BACKGROUND/AIMS: Sclerostin is secreted by osteocytes. As a circulating inhibitor of the Wnt-signaling pathway it inhibits bone formation and contributes to the development of osteoporosis. Sclerostin levels are elevated in patients with chronic kidney disease and end-stage renal disease. Since data for patients after kidney transplantation are scarce, we have prospectively measured sclerostin levels before and during the first year after renal transplantation and have examined the association of sclerostin with parameters of bone mineral metabolism and with bone mineral density.
METHODS: Sclerostin levels were measured by ELISA in 42 consecutive renal transplant recipients before and at defined intervals in the first year after transplantation. Bone mineral density was measured by dual energy X-ray absorptiometry.
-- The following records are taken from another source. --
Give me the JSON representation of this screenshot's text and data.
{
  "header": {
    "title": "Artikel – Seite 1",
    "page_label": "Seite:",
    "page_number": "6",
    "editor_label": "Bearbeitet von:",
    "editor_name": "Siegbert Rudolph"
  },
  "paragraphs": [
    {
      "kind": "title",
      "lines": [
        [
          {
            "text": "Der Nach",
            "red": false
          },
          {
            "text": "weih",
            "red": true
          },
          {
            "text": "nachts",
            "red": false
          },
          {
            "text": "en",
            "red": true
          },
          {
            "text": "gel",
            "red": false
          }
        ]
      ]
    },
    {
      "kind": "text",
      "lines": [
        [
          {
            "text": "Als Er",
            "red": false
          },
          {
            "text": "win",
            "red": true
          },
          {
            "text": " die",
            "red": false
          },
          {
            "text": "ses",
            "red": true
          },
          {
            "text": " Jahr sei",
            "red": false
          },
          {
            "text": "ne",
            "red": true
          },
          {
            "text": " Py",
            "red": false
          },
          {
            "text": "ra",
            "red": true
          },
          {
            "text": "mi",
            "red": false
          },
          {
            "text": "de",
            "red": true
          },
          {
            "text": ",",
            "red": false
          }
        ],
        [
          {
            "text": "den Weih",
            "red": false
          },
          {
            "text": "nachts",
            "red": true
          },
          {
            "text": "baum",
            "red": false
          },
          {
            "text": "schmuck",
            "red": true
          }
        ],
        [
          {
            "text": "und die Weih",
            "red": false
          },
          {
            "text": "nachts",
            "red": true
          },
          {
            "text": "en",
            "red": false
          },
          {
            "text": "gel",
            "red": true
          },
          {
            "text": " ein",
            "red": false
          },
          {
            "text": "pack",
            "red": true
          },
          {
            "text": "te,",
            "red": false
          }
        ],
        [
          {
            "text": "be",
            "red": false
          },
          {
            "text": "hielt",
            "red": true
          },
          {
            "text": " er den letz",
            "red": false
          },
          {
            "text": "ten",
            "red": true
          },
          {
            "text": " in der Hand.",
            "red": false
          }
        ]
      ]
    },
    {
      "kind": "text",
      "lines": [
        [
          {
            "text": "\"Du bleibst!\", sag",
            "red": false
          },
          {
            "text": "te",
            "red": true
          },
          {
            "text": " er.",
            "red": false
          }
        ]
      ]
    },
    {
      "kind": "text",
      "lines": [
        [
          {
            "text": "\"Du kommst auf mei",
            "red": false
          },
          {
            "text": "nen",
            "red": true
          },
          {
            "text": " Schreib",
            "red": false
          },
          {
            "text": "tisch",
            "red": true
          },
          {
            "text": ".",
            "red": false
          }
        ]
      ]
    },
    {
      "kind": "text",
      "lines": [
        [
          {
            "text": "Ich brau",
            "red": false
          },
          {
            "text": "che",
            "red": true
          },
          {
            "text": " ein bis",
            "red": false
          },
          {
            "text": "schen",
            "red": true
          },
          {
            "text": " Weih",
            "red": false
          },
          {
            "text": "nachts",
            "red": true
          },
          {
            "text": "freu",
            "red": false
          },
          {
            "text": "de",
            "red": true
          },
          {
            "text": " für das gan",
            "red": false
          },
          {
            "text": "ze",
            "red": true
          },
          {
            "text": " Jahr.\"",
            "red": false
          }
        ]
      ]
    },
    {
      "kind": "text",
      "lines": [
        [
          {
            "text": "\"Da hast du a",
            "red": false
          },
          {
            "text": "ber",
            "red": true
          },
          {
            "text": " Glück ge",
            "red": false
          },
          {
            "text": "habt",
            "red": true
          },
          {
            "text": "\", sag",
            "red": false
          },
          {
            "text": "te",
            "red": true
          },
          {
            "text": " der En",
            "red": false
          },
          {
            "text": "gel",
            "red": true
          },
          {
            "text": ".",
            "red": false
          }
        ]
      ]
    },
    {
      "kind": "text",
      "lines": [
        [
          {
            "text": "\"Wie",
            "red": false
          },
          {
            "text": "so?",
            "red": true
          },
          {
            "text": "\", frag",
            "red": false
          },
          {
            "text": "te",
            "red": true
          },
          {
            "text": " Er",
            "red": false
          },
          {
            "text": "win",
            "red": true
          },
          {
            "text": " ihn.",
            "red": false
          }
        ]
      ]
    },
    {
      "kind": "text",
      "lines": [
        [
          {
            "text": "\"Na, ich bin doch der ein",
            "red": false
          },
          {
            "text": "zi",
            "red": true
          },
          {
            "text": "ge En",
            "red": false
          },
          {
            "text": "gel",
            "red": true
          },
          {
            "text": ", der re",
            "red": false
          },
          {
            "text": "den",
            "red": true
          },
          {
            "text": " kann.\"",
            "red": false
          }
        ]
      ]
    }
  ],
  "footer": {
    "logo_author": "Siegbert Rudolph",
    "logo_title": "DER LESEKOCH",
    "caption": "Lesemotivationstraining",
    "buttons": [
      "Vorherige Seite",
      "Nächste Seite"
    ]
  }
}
RESULTS: Pre-transplant serum sclerostin levels were elevated in all patients (61.8 ± 32.3 pmol/l, normal range 20-30 pmol/l). Within 15 days after transplantation and correlating with the improvement of renal function, sclerostin levels dropped to 21.0 ± 14.7 pmol/l and subsequently increased to 23.8 ± 14.9 and 28.0 ± 16.8 pmol/l after 6 and 12 months, respectively (P<0.001). A linear mixed model indicated that pre-transplant sclerostin levels (P<0.001) and time after transplantation (P<0.001) were the most important predictors for the rise of post-transplant sclerostin levels. No correlation was found between post-transplant sclerostin levels and bone mineral density.
CONCLUSIONS: The rapid reduction of elevated serum sclerostin levels shortly after kidney transplantation parallels the improvement of renal function, but contrasts with the more delayed improvement of hyperparathyroidism. The normalization of both hormones could contribute to improved bone health after renal transplantation.